L’agent doit être invité à formuler, au cours de cet entretien, ses observations et propositions sur l’évolution du poste et le fonctionnement du service.

L’entretien doit être conduit, sous peine d’irrégularité de la procédure, par le supérieur hiérarchique direct.

Les fiches peuvent par exemple prévoir quatre grandes parties :

résultats et objectifs ; compétences (savoir-faire) et savoir être ;

perspectives (souhaits de l’agent, propositions/possibilités d’évolutions) ;

volet formation.

Les objectifs doivent être réalistes (atteignables), rédigés de manière simple et mesurable (en termes de résultats ou changements qualitatifs ou quantitatifs par rapport à une situation de départ).

CE QU’IL FAUT FAIRE

Respecter le déroulé de l’entretien

• Accueil de l’agent par le supérieur hiérarchique (rappel des objectifs de l’entretien et présentation de son déroulé).

• Réalisation du bilan de l’année écoulée.

• Évaluation des résultats et des compétences.

• Détermination des objectifs de l’année à venir.

• Perspectives d’évolution professionnelle et analyse des besoins en formation.

• L’évaluateur finalise le compte rendu en rédigeant l’appréciation générale littérale et en faisant

état des points de convergence et de divergence.

• L’agent a la possibilité de formuler ses remarques sur le fond ou le déroulement de l’entretien lorsque le compte rendu lui sera notifié.

Critères d’appréciation de la valeur professionnelle

L’entretien et le compte rendu doivent permettre d’apprécier la valeur professionnelle du fonctionnaire.
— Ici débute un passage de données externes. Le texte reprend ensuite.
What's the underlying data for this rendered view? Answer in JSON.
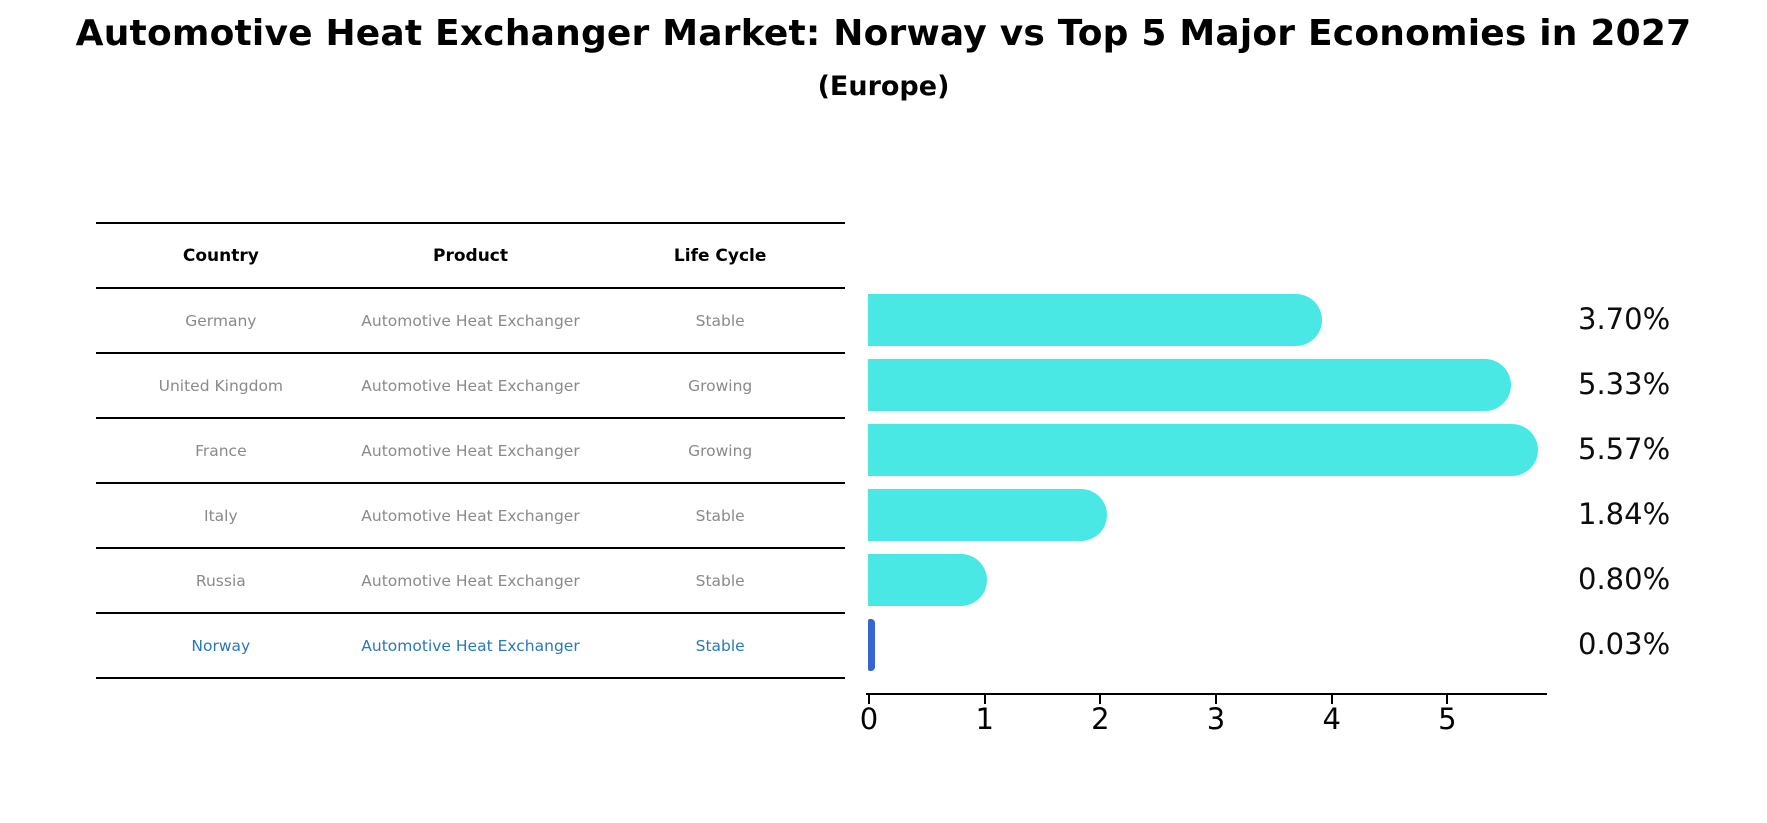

Les critères utilisés, qui doivent être fixés après avis du comité technique, portent notamment sur les résultats obtenus et la réalisation des objectifs ; les compétences professionnelles et techniques ; les qualités relationnelles ; la capacité d’encadrement ou d’expertise ou, le cas échéant, à exercer des fonctions d’un niveau supérieur. Le compte rendu, établi et signé par le supérieur hiérarchique direct, comporte aussi une appréciation générale littérale exprimant la valeur professionnelle du fonctionnaire au regard de ces critères.

L’entretien et le compte rendu doivent permettre d’apprécier la valeur professionnelle du fonctionnaire.

Cet exercice imposé est essentiel puisqu’il doit être pris en compte dans le déroulé de carrière. L’article 8 du décret précise ainsi que pour l’établissement du tableau d’avancement de grade (art. 79 et 80 de la loi du 26 janvier 1984) et de la liste d’aptitude (article 39 de cette même loi), il est procédé à une appréciation de la valeur professionnelle du fonctionnaire, compte tenu notamment des comptes rendus d’entretiens professionnels et des propositions motivées formulées par le chef de service.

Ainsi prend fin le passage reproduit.